Life in the valleys is challenging. Sorrow and suffering are realities we have to acknowledge. Pain is a real thing and we have to bear it with honesty and truth. God only authorizes circumstances we can handle and is always there to help us through.
“Worldly” sorrow brings death; it is an end. It kills. Sorrow according to the world’s standards leads to nothingness, to oblivion. It is pain for pain’s sake.
But “godly” sorrow leads to life. It produces fruit, spurs action, and strengthens character.
The difference between worldly sorrow and godly sorrow is not specific kinds of circumstances, it is what we make of it. What we allow it to show us. What it makes us earnest for. What kind of alarm it brings.

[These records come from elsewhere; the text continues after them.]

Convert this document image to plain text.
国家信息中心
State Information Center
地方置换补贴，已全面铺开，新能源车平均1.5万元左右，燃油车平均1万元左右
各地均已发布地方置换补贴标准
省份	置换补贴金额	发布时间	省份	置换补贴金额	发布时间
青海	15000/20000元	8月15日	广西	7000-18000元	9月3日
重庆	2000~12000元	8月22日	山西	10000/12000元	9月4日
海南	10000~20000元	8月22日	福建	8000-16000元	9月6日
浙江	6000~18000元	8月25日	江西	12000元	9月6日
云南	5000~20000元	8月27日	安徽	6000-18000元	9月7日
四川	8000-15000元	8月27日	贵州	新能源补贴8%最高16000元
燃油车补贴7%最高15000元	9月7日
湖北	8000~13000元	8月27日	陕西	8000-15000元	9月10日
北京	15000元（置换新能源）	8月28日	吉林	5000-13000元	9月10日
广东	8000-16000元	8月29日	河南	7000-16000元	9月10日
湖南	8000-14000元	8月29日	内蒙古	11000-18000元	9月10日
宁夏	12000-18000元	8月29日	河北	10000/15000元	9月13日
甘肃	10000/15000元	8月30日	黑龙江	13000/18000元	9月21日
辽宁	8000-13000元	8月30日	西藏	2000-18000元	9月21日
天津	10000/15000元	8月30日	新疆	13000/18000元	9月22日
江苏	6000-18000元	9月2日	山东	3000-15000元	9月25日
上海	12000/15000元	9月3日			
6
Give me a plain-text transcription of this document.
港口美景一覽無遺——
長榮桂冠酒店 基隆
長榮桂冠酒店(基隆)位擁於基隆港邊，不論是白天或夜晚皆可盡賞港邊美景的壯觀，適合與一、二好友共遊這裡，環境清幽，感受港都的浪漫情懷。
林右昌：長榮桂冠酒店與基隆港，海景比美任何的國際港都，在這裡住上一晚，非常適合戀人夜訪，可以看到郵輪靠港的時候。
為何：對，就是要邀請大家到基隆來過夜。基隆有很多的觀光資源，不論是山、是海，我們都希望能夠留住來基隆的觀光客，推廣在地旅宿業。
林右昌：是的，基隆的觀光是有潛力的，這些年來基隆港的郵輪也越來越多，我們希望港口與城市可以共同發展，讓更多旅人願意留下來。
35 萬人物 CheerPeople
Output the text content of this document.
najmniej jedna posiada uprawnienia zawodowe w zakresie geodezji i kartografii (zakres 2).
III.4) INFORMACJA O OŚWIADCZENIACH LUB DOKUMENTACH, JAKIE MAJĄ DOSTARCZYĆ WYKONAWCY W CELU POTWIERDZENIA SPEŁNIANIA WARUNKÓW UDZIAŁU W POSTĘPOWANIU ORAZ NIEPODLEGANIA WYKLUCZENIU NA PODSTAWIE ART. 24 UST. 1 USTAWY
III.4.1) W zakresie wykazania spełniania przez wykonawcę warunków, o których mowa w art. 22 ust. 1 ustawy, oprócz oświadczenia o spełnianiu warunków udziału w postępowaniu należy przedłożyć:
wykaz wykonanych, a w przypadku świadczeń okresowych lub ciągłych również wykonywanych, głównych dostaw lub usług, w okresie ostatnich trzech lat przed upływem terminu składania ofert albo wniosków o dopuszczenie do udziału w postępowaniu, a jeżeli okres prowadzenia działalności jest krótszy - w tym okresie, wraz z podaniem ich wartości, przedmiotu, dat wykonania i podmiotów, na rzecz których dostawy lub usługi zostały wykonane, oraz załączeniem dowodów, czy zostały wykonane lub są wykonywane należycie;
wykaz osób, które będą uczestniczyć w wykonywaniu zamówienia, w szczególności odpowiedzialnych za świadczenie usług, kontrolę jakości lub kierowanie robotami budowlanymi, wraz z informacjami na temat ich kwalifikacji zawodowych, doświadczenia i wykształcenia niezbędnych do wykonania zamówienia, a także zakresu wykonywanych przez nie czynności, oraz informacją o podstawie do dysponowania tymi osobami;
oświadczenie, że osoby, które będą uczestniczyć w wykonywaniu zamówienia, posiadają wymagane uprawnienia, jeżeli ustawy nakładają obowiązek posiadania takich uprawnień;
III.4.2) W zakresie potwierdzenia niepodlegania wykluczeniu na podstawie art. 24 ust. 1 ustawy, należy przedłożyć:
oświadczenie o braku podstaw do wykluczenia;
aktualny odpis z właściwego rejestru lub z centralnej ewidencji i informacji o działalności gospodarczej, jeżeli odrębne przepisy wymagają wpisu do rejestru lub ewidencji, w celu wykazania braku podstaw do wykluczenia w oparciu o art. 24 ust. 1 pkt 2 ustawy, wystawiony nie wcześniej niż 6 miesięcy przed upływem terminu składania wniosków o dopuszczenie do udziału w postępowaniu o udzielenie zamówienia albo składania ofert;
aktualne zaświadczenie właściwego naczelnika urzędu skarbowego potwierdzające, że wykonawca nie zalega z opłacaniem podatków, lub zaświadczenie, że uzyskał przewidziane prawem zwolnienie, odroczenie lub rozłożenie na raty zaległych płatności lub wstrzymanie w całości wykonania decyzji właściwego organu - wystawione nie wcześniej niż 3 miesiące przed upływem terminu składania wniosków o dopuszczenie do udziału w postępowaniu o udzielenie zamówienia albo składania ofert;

Valleys are a reality in our lives. We have to go through them. It would be a shame to waste the valleys of our lives. Valleys are an opportunity for growth, development, and productivity. The seeds of life are often sown in the valley, where our eyes are opened to new possibilities.
Like the people of Corinth, we choose what to make of our valleys. Will they usher repentance, eagerness, and longing? Or will they be an end to themselves. If we align with the perspective of God, we allow our sufferings to be a part of the journey rather than the final say.
“Godly sorrow brings repentance that leads to salvation and leaves no regret, but worldly sorrow brings death. See what this godly sorrow has produced in you: what earnestness, what eagerness to clear yourselves, what indignation, what alarm, what longing, what concern, what readiness to see justice done.”